I consiglieri Francesco Prospero e Vincenzo Suriani, all’opposizione dell’attuale giunta Menna ed esponenti di Fratelli D’Italia, hanno presentato la proposta di adesione alle richieste dei cinque comuni dell’amministrazione vastese, arrivata ultima ad esprimersi mentre ci si poteva aspettare che facesse sentire la sua voce (da socio di maggioranza). Perché il socio di maggioranza si è espressa solo a settembre, dopo che praticamente tutti gli altri comuni soci fondatori si erano espressi, e che in questi mesi la voce istoniense non sia stata la prima a farsi sentire nel dibattito è già una domanda che può sorgere spontanea. Ma si può, e si deve, andare oltre. Il Consiglio Comunale, oltre due mesi dopo la conferenza stampa di altri comuni e i loro voti nelle rispettive assise civiche, ha respinto a maggioranza la proposta di Prospero e Suriani e votato per un’immediata trasformazione del consorzio in società. In una nota inviata alla stampa la maggioranza Menna ha affermato che la proposta, portata nell’aula Vennitti da Prospero e Suriani ma prima ancora espressa da ben cinque amministrazioni comunali, porterebbe “all’amaro risultato di sciogliere il Civeta e consegnarlo gratuitamente ad altri territori ed interessi”. Perché? L’interrogativo sorge più che immediato. La storia del Consorzio, le difficoltà anche economiche e le controversie su crediti vantati nei confronti di alcuni Comuni, sono storia del vastese. Che una trasformazione societaria ha necessità di tempi, riflessioni e opportune analisi ed approfondimenti dovrebbe essere materia per Monsieur La Palisse.
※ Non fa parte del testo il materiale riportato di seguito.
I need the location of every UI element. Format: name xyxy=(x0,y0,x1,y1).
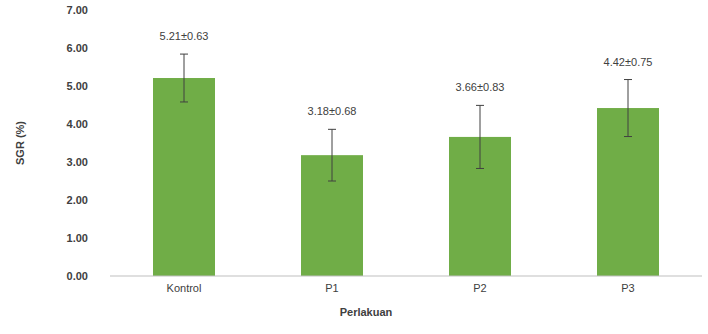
y-tick-label: 1.00 xyxy=(67,232,88,244)
y-tick xyxy=(106,10,110,11)
error-stem xyxy=(332,129,333,181)
x-tick-label: Kontrol xyxy=(167,282,202,294)
error-cap xyxy=(476,168,484,169)
error-bar xyxy=(624,80,632,137)
x-axis-line xyxy=(110,276,702,277)
y-tick xyxy=(106,162,110,163)
y-tick-label: 4.00 xyxy=(67,118,88,130)
x-axis-label: Perlakuan xyxy=(340,306,393,318)
data-label: 5.21±0.63 xyxy=(160,30,209,42)
y-tick-label: 3.00 xyxy=(67,156,88,168)
y-tick xyxy=(106,48,110,49)
y-tick-label: 5.00 xyxy=(67,80,88,92)
bar xyxy=(153,78,215,276)
y-tick-label: 2.00 xyxy=(67,194,88,206)
error-cap xyxy=(624,136,632,137)
error-cap xyxy=(624,79,632,80)
y-tick-label: 7.00 xyxy=(67,4,88,16)
x-tick-label: P2 xyxy=(473,282,486,294)
y-tick xyxy=(106,238,110,239)
x-tick-label: P1 xyxy=(325,282,338,294)
error-stem xyxy=(480,105,481,168)
error-cap xyxy=(180,101,188,102)
y-tick-label: 0.00 xyxy=(67,270,88,282)
y-tick xyxy=(106,276,110,277)
error-cap xyxy=(328,181,336,182)
y-axis-label: SGR (%) xyxy=(14,121,26,165)
bars xyxy=(153,54,659,276)
y-tick xyxy=(106,200,110,201)
error-bar xyxy=(476,105,484,168)
data-label: 3.66±0.83 xyxy=(456,81,505,93)
error-stem xyxy=(628,80,629,137)
error-bar xyxy=(328,129,336,181)
x-tick-label: P3 xyxy=(621,282,634,294)
chart: 0.00 1.00 2.00 3.00 4.00 5.00 6.00 7.00 SGR (%) 5… xyxy=(0,0,708,334)
error-cap xyxy=(180,54,188,55)
error-cap xyxy=(328,129,336,130)
y-tick xyxy=(106,124,110,125)
error-bar xyxy=(180,54,188,102)
data-label: 3.18±0.68 xyxy=(308,105,357,117)
y-tick xyxy=(106,86,110,87)
error-stem xyxy=(184,54,185,102)
y-tick-label: 6.00 xyxy=(67,42,88,54)
error-cap xyxy=(476,105,484,106)
data-label: 4.42±0.75 xyxy=(604,56,653,68)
La gestione del consorzio, tra l’altro, è commissariata da diversi anni e non sono più le amministrazioni comunali socie ad esserne protagonista. Il consorzio ha trent’anni di vita e di fronte ad almeno 360 mesi cosa sono alcuni in più?  

I cinque sindaci, così come i consiglieri vastesi di Fratelli D’Italia, chiedono «di disporre preliminarmente di tutte le informazioni e i dati finanziaria ed economico-patrimoniali» per «operare nella massima trasparenza e secondo i principi di prudenza e correttezza». Ora, come può questo nuocere ad un territorio? Come può svenderlo? Parlare di «consegna gratuita», come appunto una sorta di svendita degli interessi, alla luce della storia di anni recenti finiti nel mirino della magistratura (leggasi gestione a privati della cosiddetta «terza vasca»), all’epoca della giunta regionale D’Alfonso, e di tanti capitoli della storia meno recente del consorzio sinceramente ci appare incomprensibile. Secondo i sostenitori di Menna ben cinque sindaci vogliono consegnare gratuitamente questo territorio ad altri? Non starebbero quindi tutelando l’interesse dei propri cittadini e non starebbero difendendo il territorio? Chiedere di conoscere la situazione economico-finanziaria e valutarla attentamente, anche con l’aiuto di professionisti, e ancora più attentamente valutare il futuro assetto giuridico è non tutelare gli interessi del territorio e dei cittadini? Tutto questo perché sono stati chiesti tempi adeguati e una proroga di una trentennale vita? E, se così fosse, come è possibile che il commissario straordinario ha accolto la proposta delle cinque amministrazioni e nelle prossime ore il verbale della proroga verrà firmato di fronte un notaio?